На что Мара, прежде чем ответить, решила более детально изучить этот объект обследования, требующий своего ответа. Для чего она, как и прежде до неё Точь, и все остальные, обошла со всех сторон Макса и, заглянув снизу в его глаза, что надо признать, было не так уж легко сделать и ей для этого пришлось использовать всегда имеющееся у неё под рукой небольшое зеркальце на ручке. Которое она, сначала по привычке сунула ему в рот, ну а потом, извлеча урок из этой оплошности, заглянула через зеркало в его до сих пор открытые глаза. И хотя еле заметная пробежавшая тень в отражении зеркала её глаз, могла навести на некоторые вдумчивые мысли, тем не менее, Мара ничего не сказала, а убрав зеркало в сумку, решила прибегнуть к ручному методу исследования. С коим она и приступила, приложив свою руку к плечу Макса, от которого она тут же, как от ожога, одёрнулась в сторону.
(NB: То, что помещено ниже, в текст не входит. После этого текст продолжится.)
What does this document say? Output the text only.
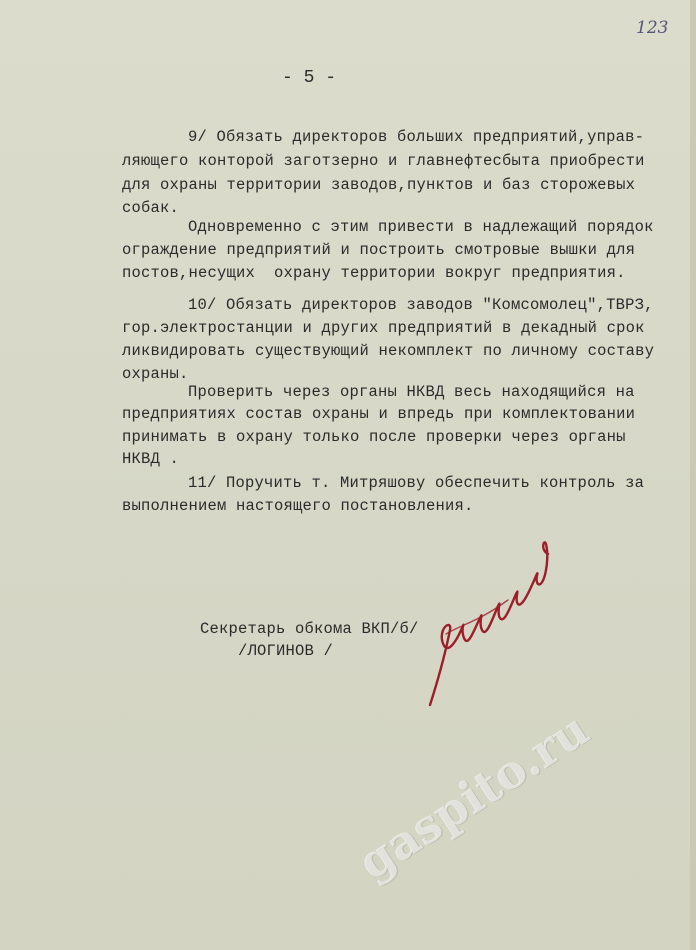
123
- 5 -
9/ Обязать директоров больших предприятий,управ-
ляющего конторой заготзерно и главнефтесбыта приобрести
для охраны территории заводов,пунктов и баз сторожевых
собак.
Одновременно с этим привести в надлежащий порядок
ограждение предприятий и построить смотровые вышки для
постов,несущих  охрану территории вокруг предприятия.
10/ Обязать директоров заводов "Комсомолец",ТВРЗ,
гор.электростанции и других предприятий в декадный срок
ликвидировать существующий некомплект по личному составу
охраны.
Проверить через органы НКВД весь находящийся на
предприятиях состав охраны и впредь при комплектовании
принимать в охрану только после проверки через органы
НКВД .
11/ Поручить т. Митряшову обеспечить контроль за
выполнением настоящего постановления.
Секретарь обкома ВКП/б/
/ЛОГИНОВ /
gaspito.ru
– Да. Праведность отчаянно жгуча. Даже Маре не постичь пределы её выжигающих холодом сердца разумений. – За Мару ответил Тишина, глядя на гримасу боли её темноты, выглядывающей из под капюшона.
– Ну а ты, Ростик. Что можешь сказать, глядя на всё это? – Спросил Ростика Тишина. Но что Ростик может сказать, кроме того, как только пожав плечами, высказать глубокое сожаление.
– Ладно. Я как вижу, нам придётся прибегнуть к помощи…–Тишина сделал паузу и посмотрел на Точа, чьё догадливое лицо, начало приобретать нахмуренный вид. – Что поделать, раз без него не обойтись. – На этот раз уже Тишина, для большего убеждения Точа, сопроводил свои слова уверительными пожатиями своих плеч.
– Ладно. – Сквозь зубы проговорил Точь. – Только смотри, я за себя не ручаюсь.
– Я понял, – усмехнулся Тишина. – Значит так (Тишина посмотрел на Мару и Комашу). Вы идёте в машину и дожидаетесь нас там. А мы тут пройдёмся. – После чего Тишина, дабы не возникло сомнений и желания оспаривать его команду, более сурово посмотрел на уже было пожелавших оспаривать и подвергать сомнению его слова Комашу и Мару. Они же, поняв, что спорить бесполезно, пристукнув ножками по земле и, дёрнув свои руки в ту же нижнюю сторону, полные недовольства и сомнений на счёт их верности Тишине, отправились в машину, чтобы там источать себя в таком сознании не правоты Тишины.
Ну а сам Тишина, проводив взглядом недовольные спины Мары и Комаши, посмотрел на внимающего ему Ростика и, обняв его сказал:
– Что-то мне подсказывает, что нам надо идти строго наверх, в сторону внутренних улице сплетений. А там уж мы сможем отыскать все следы тех, кто нам нужен.
– Да кого мы всё-таки ищем? – Ростик уже боится спрашивать, интуитивно чувствуя, что ему, либо проигнорировав, не ответят, либо же обязательно какая-нибудь случайность, возникшая специально для того чтобы ему не ответили, сейчас же даст о себе знать. Но кажется, гром и молнии молчат, что позволяет Тишине ответить ему.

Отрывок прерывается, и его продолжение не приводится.